I've been wanting a generic package manager for a while that is cross-platform. I wonder how one could find funding for such a project. Thinking about users from various OS' installing tools and software from your niche package manager, yeah that bad boy is going to grind to a halt if you have no key funding.


Replies

apatheticoniontoday at 1:39 AM

Same. I started writing one as a weekend project and got as far as having a GH repo with releases that mirror the binaries of the tools that I use, normalizing the archives so they can be installed in the same way. It auto-generates a release whenever the project authors update their projects.

https://github.com/alshdavid/install-scripts/releases?q=node...
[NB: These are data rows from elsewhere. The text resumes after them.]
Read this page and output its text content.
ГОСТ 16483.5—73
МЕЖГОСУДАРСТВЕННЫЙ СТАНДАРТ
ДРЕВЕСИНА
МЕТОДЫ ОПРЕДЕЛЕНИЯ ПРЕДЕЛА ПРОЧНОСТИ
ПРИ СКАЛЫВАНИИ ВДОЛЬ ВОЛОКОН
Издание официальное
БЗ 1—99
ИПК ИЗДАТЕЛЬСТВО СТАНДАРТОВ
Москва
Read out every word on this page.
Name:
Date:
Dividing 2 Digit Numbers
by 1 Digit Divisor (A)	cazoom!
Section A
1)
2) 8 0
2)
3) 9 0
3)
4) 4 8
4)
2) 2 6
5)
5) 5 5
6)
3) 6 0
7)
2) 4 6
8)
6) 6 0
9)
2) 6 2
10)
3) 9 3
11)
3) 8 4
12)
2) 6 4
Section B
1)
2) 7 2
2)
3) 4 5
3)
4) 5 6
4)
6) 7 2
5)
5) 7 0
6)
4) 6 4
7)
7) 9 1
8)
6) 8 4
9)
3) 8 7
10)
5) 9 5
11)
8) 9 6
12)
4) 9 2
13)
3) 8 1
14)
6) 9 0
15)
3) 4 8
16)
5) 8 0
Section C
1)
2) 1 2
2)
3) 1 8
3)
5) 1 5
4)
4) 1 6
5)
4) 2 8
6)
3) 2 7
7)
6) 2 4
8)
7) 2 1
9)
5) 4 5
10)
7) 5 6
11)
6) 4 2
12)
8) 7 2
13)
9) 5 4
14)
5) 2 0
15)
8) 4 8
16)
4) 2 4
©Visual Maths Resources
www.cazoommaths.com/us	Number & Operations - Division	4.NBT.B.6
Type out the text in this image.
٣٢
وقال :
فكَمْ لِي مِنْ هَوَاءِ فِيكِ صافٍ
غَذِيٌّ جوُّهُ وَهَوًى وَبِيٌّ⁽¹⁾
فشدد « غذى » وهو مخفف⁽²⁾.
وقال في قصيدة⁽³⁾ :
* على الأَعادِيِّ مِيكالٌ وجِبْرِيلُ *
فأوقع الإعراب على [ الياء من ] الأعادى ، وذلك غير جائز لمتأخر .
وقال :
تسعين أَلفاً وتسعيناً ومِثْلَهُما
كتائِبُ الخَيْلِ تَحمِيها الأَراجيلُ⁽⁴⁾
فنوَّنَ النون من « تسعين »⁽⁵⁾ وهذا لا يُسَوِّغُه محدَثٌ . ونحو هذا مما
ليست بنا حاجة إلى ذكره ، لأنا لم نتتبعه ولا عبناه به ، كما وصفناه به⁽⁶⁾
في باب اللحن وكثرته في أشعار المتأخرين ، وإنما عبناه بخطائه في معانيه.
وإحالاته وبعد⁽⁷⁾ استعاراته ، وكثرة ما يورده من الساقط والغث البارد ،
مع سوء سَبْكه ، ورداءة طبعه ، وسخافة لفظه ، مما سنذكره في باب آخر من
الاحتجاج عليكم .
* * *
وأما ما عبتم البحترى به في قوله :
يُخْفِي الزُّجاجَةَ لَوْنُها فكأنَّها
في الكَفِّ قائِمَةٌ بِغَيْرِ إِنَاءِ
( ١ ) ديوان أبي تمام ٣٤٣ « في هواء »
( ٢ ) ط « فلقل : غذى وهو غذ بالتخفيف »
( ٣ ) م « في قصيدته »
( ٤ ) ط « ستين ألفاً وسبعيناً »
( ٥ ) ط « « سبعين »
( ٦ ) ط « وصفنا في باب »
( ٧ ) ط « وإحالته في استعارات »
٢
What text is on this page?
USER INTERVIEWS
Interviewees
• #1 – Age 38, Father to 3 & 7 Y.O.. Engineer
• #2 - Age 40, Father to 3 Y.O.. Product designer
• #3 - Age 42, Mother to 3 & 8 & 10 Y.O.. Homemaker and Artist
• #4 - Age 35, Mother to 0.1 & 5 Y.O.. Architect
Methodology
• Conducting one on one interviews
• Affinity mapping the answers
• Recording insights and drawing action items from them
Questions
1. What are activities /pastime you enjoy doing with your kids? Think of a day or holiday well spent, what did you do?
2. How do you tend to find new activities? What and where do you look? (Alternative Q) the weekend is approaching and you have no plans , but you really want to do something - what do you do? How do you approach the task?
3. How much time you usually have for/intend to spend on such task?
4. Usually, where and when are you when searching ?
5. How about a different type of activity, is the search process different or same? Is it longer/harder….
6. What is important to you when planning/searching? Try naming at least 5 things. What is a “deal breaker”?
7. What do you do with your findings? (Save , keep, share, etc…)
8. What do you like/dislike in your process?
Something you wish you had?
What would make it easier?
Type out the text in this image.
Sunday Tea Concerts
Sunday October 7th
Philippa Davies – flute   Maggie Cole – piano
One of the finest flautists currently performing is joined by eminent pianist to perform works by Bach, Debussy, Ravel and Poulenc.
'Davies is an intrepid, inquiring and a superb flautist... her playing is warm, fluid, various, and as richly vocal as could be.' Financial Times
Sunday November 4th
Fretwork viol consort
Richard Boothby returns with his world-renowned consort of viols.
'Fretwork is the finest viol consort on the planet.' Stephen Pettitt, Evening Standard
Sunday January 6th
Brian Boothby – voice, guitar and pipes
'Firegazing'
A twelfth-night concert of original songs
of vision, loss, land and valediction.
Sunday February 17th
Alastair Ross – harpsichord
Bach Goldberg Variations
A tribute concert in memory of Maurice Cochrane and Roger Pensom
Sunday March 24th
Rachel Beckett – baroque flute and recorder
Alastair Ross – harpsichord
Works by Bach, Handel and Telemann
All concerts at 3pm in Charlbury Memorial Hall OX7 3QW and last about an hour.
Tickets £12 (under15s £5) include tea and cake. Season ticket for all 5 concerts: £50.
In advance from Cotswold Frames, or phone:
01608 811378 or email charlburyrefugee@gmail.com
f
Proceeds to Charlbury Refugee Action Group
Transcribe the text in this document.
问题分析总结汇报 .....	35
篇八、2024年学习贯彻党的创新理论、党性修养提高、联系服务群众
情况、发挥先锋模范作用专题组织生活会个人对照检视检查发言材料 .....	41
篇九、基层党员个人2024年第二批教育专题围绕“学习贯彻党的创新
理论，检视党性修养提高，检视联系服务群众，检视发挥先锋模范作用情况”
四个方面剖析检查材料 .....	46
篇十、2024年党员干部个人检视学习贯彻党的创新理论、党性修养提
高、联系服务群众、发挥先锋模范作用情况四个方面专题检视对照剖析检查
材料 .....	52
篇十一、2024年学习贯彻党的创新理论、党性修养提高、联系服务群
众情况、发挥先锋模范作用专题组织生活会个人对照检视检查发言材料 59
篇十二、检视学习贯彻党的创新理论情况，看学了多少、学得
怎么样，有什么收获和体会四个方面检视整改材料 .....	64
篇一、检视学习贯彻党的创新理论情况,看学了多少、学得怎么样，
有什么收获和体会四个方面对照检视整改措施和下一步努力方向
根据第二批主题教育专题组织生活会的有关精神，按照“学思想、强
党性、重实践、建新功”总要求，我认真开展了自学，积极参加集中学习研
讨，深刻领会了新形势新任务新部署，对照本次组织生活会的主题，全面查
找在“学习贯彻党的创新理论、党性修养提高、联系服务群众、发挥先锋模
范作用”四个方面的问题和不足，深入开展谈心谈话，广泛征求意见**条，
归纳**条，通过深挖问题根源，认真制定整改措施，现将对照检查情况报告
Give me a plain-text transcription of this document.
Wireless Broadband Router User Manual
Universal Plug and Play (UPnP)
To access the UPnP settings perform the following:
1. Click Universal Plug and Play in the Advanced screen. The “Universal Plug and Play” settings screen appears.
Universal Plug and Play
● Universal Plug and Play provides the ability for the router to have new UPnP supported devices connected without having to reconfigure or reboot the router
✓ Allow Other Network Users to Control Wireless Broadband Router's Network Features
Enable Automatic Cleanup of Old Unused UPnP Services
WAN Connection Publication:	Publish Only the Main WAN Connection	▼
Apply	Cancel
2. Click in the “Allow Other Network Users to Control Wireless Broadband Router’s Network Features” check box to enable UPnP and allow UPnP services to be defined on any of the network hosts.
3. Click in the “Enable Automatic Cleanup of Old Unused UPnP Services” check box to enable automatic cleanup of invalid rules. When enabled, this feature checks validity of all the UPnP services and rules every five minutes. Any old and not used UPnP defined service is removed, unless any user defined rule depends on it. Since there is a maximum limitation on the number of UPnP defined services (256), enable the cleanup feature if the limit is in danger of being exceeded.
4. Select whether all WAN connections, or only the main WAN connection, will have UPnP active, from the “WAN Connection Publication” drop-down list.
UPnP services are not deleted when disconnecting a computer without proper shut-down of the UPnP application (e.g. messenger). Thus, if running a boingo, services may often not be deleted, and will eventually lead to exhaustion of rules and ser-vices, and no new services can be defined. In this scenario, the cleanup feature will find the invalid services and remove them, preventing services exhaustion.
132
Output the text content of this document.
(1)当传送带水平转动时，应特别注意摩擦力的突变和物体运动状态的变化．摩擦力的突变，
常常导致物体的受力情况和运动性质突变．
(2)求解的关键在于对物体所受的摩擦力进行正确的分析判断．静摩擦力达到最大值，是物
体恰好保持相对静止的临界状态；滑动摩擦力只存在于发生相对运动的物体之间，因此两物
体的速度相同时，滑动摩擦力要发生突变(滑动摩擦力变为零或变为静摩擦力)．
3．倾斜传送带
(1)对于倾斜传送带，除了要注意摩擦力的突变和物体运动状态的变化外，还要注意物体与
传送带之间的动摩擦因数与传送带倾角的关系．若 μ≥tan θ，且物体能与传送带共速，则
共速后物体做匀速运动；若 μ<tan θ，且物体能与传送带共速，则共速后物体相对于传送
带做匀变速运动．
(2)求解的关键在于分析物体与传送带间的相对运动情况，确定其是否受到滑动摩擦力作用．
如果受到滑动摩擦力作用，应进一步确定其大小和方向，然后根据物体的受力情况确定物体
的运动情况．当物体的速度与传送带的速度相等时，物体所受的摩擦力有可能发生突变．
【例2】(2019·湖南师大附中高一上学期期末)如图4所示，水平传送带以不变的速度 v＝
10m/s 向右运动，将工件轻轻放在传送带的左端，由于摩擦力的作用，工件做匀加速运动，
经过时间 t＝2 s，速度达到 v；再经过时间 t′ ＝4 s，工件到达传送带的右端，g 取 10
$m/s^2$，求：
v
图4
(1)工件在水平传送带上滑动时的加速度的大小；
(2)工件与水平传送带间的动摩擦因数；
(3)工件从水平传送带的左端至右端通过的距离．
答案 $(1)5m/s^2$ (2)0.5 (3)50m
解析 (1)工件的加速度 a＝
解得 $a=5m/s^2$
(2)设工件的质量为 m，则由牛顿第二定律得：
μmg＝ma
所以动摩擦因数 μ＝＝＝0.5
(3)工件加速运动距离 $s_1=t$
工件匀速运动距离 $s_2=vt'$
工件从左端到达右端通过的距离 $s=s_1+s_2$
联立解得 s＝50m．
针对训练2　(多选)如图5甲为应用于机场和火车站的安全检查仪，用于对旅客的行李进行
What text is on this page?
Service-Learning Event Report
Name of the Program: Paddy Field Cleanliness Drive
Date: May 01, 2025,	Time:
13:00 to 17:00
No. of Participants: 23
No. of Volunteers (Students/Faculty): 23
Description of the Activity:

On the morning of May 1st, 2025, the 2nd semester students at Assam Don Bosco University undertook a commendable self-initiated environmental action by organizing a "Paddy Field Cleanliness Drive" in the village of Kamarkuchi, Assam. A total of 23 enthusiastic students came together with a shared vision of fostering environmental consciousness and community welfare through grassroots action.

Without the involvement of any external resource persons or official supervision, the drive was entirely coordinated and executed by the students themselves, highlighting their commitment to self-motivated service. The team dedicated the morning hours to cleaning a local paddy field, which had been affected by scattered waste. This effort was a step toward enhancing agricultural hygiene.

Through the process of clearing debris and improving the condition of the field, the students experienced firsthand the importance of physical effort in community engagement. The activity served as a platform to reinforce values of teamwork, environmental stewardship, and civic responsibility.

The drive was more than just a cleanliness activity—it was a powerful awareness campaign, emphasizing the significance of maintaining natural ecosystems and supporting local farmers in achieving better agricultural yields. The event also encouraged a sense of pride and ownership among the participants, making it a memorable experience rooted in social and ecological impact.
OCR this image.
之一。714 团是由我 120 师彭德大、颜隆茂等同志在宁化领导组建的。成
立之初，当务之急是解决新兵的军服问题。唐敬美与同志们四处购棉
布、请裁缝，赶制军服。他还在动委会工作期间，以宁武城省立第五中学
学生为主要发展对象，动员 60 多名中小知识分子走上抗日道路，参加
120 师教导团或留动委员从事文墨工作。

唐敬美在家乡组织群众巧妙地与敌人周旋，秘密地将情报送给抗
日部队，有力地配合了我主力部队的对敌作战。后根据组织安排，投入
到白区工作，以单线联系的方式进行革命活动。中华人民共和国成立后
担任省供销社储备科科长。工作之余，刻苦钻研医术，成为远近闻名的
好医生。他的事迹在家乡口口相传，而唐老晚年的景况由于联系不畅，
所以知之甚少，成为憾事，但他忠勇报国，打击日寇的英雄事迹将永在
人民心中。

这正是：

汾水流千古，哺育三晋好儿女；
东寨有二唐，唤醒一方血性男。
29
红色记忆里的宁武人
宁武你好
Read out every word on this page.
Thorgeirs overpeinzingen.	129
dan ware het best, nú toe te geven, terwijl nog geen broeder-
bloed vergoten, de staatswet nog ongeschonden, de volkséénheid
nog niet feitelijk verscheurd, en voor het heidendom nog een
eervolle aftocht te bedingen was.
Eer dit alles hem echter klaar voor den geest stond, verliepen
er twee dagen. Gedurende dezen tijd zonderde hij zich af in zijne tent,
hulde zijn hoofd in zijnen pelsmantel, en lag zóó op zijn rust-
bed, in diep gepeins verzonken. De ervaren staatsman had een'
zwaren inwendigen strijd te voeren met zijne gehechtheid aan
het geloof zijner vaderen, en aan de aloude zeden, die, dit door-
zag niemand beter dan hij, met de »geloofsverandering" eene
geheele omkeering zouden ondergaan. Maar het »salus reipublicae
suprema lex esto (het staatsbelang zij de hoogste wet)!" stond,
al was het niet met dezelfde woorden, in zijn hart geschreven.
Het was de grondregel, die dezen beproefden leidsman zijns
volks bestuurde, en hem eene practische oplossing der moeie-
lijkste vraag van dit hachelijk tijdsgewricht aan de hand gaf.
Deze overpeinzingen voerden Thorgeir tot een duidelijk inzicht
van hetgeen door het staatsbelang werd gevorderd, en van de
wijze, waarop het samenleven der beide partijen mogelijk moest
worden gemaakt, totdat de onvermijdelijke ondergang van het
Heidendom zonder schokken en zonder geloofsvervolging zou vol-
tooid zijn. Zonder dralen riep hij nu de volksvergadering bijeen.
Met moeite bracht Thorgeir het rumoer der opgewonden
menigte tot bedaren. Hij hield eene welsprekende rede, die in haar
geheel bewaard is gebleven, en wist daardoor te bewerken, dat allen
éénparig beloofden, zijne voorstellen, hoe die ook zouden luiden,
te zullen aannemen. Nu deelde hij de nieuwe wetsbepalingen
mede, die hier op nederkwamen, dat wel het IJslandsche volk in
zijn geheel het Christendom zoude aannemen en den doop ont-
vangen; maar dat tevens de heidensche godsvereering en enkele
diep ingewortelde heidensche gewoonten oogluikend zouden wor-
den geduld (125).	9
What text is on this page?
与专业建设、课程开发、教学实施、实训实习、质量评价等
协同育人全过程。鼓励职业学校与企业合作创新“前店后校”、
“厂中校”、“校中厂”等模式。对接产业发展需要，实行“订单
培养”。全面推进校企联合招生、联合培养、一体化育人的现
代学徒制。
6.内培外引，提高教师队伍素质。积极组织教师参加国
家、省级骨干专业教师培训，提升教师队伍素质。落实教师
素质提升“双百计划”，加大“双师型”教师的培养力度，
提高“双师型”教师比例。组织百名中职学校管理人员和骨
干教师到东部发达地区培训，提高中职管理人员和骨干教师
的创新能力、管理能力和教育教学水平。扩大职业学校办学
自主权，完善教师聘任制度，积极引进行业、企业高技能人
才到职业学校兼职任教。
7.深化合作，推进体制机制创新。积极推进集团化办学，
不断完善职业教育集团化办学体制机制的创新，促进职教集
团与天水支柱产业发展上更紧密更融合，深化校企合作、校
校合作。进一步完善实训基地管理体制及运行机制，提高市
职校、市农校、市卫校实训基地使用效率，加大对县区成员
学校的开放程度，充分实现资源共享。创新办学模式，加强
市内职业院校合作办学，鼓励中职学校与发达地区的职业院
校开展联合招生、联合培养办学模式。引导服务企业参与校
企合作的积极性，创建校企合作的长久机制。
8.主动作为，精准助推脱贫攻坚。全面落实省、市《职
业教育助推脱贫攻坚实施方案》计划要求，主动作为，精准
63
https://github.com/alshdavid/install-scripts/releases

All of the binaries here are expected to be standalone/portable installations, so you can download/extract the archive and just run the binary.

    curl -L --url https://github.com/alshdavid/install-scripts/releases/download/terraform-1.14.1/terraform-1.14.1-linux-amd64.tar.gz | tar -xvzf - -C $HOME/.local/bin
    $HOME/.local/bin/terraform --help

I haven't yet written a package manager yet, but I was planning for it to just do the same thing as above but figure out your OS/ARCH, handle extraction and also offer a PATH update system so you can run `eval $(xpkg env)` and PATH is updated automatically.
craftkillertoday at 3:59 AM

> generic package manager for a while that is cross-platform

That would be Nix. Runs on any Linux distro and OSX. Also particularly useful for NixOS and NixBSD.

https://nixos.org/download/

freeopiniontoday at 12:27 AM

By cross-platform, do you really mean Linux/BSD/Mac/Win/ChromeOS/Android?

Or do you just mean something like Guix?

venturecrueltyyesterday at 7:45 PM

Artifactory exists. It's not hard to store packages and metadata somewhere.